I am trying to create a custom transformer as a stage in my pipeline. A few of the transformations I am doing via SparkNLP and the next few using MLlib. To pass the result of SparkNLP transformation at a stage to the next MLlib transformation, I need to extract the spark_nlp_col.result column and pass it, and I am using a custom transformation stage for that.
After I fit my pipeline, I am able to persist it but when I am loading it back again, I am getting an error:
AttributeError: 'DummyMod' object has no attribute 'MyTransformer'
Here is my class:
from pyspark.ml import Transformer
from pyspark.ml.param.shared import Param,Params,TypeConverters
class MyTransformer(Transformer,DefaultParamsWritable,DefaultParamsReadable):
inputCol = Param(Params._dummy(), "inputCol", "",TypeConverters.toString)

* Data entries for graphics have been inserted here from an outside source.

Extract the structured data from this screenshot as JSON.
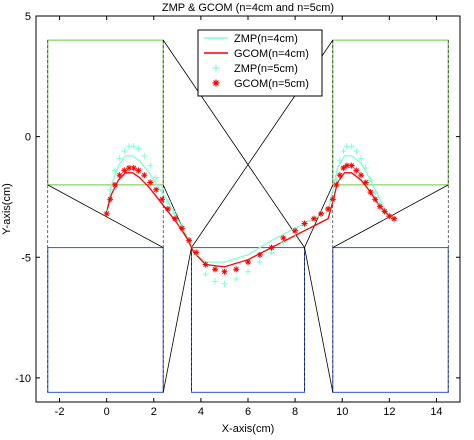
{
  "chart_data": {
    "type": "line",
    "title": "ZMP & GCOM (n=4cm and n=5cm)",
    "xlabel": "X-axis(cm)",
    "ylabel": "Y-axis(cm)",
    "xlim": [
      -3,
      15
    ],
    "ylim": [
      -11,
      5
    ],
    "xticks": [
      "-2",
      "0",
      "2",
      "4",
      "6",
      "8",
      "10",
      "12",
      "14"
    ],
    "xtick_values": [
      -2,
      0,
      2,
      4,
      6,
      8,
      10,
      12,
      14
    ],
    "yticks": [
      "5",
      "0",
      "-5",
      "-10"
    ],
    "ytick_values": [
      5,
      0,
      -5,
      -10
    ],
    "grid": false,
    "legend_position": "top-center",
    "colors": {
      "zmp": "#7fffd4",
      "gcom": "#ff0000",
      "footprint_green": "#66cc33",
      "footprint_blue": "#3355dd",
      "guide": "#000000"
    },
    "footprints": [
      {
        "color": "green",
        "x": [
          -2.5,
          2.4
        ],
        "y": [
          -2,
          4
        ]
      },
      {
        "color": "green",
        "x": [
          9.6,
          14.5
        ],
        "y": [
          -2,
          4
        ]
      },
      {
        "color": "blue",
        "x": [
          -2.5,
          2.4
        ],
        "y": [
          -10.6,
          -4.6
        ]
      },
      {
        "color": "blue",
        "x": [
          3.6,
          8.4
        ],
        "y": [
          -10.6,
          -4.6
        ]
      },
      {
        "color": "blue",
        "x": [
          9.6,
          14.5
        ],
        "y": [
          -10.6,
          -4.6
        ]
      }
    ],
    "guides": [
      {
        "x": [
          2.4,
          8.4
        ],
        "y": [
          4,
          -4.6
        ]
      },
      {
        "x": [
          9.6,
          3.6
        ],
        "y": [
          4,
          -4.6
        ]
      },
      {
        "x": [
          -2.5,
          2.4
        ],
        "y": [
          -2,
          -4.6
        ]
      },
      {
        "x": [
          2.4,
          3.6
        ],
        "y": [
          -2,
          -4.6
        ]
      },
      {
        "x": [
          2.4,
          3.6
        ],
        "y": [
          -10.6,
          -4.6
        ]
      },
      {
        "x": [
          8.4,
          9.6
        ],
        "y": [
          -4.6,
          -2
        ]
      },
      {
        "x": [
          8.4,
          9.6
        ],
        "y": [
          -4.6,
          -10.6
        ]
      },
      {
        "x": [
          14.5,
          9.6
        ],
        "y": [
          -2,
          -4.6
        ]
      }
    ],
    "series": [
      {
        "name": "ZMP(n=4cm)",
        "style": "line",
        "color": "#7fffd4",
        "x": [
          0.0,
          0.2,
          0.5,
          0.8,
          1.1,
          1.4,
          1.8,
          2.2,
          2.6,
          3.0,
          3.4,
          3.7,
          4.2,
          5.0,
          6.0,
          7.0,
          8.0,
          8.6,
          9.0,
          9.4,
          9.6,
          9.8,
          10.1,
          10.4,
          10.8,
          11.2,
          11.6,
          12.0
        ],
        "y": [
          -3.1,
          -2.0,
          -1.2,
          -0.8,
          -0.8,
          -1.0,
          -1.5,
          -2.1,
          -2.7,
          -3.4,
          -4.1,
          -4.8,
          -5.2,
          -5.2,
          -4.9,
          -4.3,
          -3.8,
          -3.5,
          -3.3,
          -3.1,
          -2.2,
          -1.3,
          -0.8,
          -0.8,
          -1.1,
          -1.8,
          -2.6,
          -3.3
        ]
      },
      {
        "name": "GCOM(n=4cm)",
        "style": "line",
        "color": "#ff0000",
        "x": [
          0.0,
          0.2,
          0.5,
          0.8,
          1.1,
          1.4,
          1.8,
          2.2,
          2.6,
          3.0,
          3.4,
          3.7,
          4.2,
          5.0,
          6.0,
          7.0,
          8.0,
          8.6,
          9.0,
          9.4,
          9.6,
          9.8,
          10.1,
          10.4,
          10.8,
          11.2,
          11.6,
          12.0
        ],
        "y": [
          -3.1,
          -2.4,
          -1.8,
          -1.5,
          -1.5,
          -1.7,
          -2.1,
          -2.6,
          -3.1,
          -3.6,
          -4.2,
          -4.8,
          -5.3,
          -5.4,
          -5.1,
          -4.6,
          -4.1,
          -3.8,
          -3.6,
          -3.4,
          -2.7,
          -1.9,
          -1.5,
          -1.5,
          -1.8,
          -2.3,
          -2.9,
          -3.3
        ]
      },
      {
        "name": "ZMP(n=5cm)",
        "style": "markers",
        "marker": "+",
        "color": "#7fffd4",
        "x": [
          0.0,
          0.15,
          0.35,
          0.55,
          0.75,
          0.95,
          1.15,
          1.35,
          1.6,
          1.85,
          2.1,
          2.35,
          2.6,
          2.9,
          3.2,
          3.5,
          3.8,
          4.2,
          4.6,
          5.0,
          5.5,
          6.0,
          6.5,
          7.0,
          7.5,
          8.0,
          8.4,
          8.8,
          9.1,
          9.4,
          9.6,
          9.75,
          9.9,
          10.05,
          10.2,
          10.4,
          10.6,
          10.8,
          11.0,
          11.2,
          11.4,
          11.6,
          11.8,
          12.0,
          12.2
        ],
        "y": [
          -3.1,
          -2.2,
          -1.4,
          -0.9,
          -0.6,
          -0.4,
          -0.4,
          -0.5,
          -0.8,
          -1.2,
          -1.7,
          -2.2,
          -2.7,
          -3.2,
          -3.7,
          -4.3,
          -4.9,
          -5.7,
          -6.0,
          -6.1,
          -5.9,
          -5.6,
          -5.2,
          -4.8,
          -4.4,
          -4.0,
          -3.7,
          -3.4,
          -3.2,
          -3.0,
          -2.6,
          -1.8,
          -1.0,
          -0.6,
          -0.4,
          -0.4,
          -0.6,
          -0.9,
          -1.3,
          -1.8,
          -2.3,
          -2.8,
          -3.1,
          -3.3,
          -3.5
        ]
      },
      {
        "name": "GCOM(n=5cm)",
        "style": "markers",
        "marker": "*",
        "color": "#ff0000",
        "x": [
          0.0,
          0.15,
          0.35,
          0.55,
          0.75,
          0.95,
          1.15,
          1.35,
          1.6,
          1.85,
          2.1,
          2.35,
          2.6,
          2.9,
          3.2,
          3.5,
          3.8,
          4.2,
          4.6,
          5.0,
          5.5,
          6.0,
          6.5,
          7.0,
          7.5,
          8.0,
          8.4,
          8.8,
          9.1,
          9.4,
          9.6,
          9.75,
          9.9,
          10.05,
          10.2,
          10.4,
          10.6,
          10.8,
          11.0,
          11.2,
          11.4,
          11.6,
          11.8,
          12.0,
          12.2
        ],
        "y": [
          -3.2,
          -2.6,
          -2.0,
          -1.6,
          -1.4,
          -1.3,
          -1.3,
          -1.4,
          -1.6,
          -1.9,
          -2.2,
          -2.6,
          -3.0,
          -3.4,
          -3.8,
          -4.3,
          -4.8,
          -5.3,
          -5.5,
          -5.6,
          -5.5,
          -5.2,
          -4.9,
          -4.6,
          -4.2,
          -3.9,
          -3.6,
          -3.4,
          -3.2,
          -3.0,
          -2.6,
          -2.0,
          -1.6,
          -1.3,
          -1.2,
          -1.2,
          -1.4,
          -1.6,
          -1.9,
          -2.3,
          -2.6,
          -2.9,
          -3.1,
          -3.3,
          -3.4
        ]
      }
    ]
  }
}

outputCol = Param(Params._dummy(), "outputCol", "",TypeConverters.toString)
def __init__(self,inputCol=None,outputCol=None):
super(MyTransformer, self).__init__()
self._setDefault(inputCol=None)
self._set(inputCol = inputCol)
self._setDefault(outputCol=None)
self._set(outputCol = outputCol)
def getInputCol(self):
return self.getOrDefault(self.inputCol)
def setInputCol(self, inputCol):
self._set(inputCol=inputCol)
def getOutputCol(self):
return self.getOrDefault(self.outputCol)
def setOutputCol(self, outputCol):
self._set(outputCol=outputCol)
def _transform(self, dataset):
in_col = self.getInputCol()
out_col = self.getOutputCol()
final_in_col = in_col+".result"
result = dataset.withColumn(out_col, dataset[final_in_col])
return result
I have created a simple wrapper function over it for standardisation and then used it to create pipeline, fit and save it:
def extract_col(cols, in_suffix, out_suffix):
return [MyTransformer(inputCol=col+in_suff, outputCol=col+out_suffix) for col in cols]
'''
stages before custom transformer
'''
extractors = extract_col(cols, "_in", "_out")
'''
stages after custom transformer
'''
stages = s1 + s2 + .. + extractors + .. + sn-1 + sn
pipeline = Pipeline(stages = stages)
fit_pipeline = pipeline.fit(data)
fit_pipeline.write().overwrite().save(path_to_store_at)
How I am reading it back:
saved_pipeline = PipelinModel.load("path_where_stored")
And then I am encountering the error.
I have tried multiple ways of writing the custom class, using HasInputCol, HasOutputCol, etc, nothing working so far. Any idea on how I can resolve it?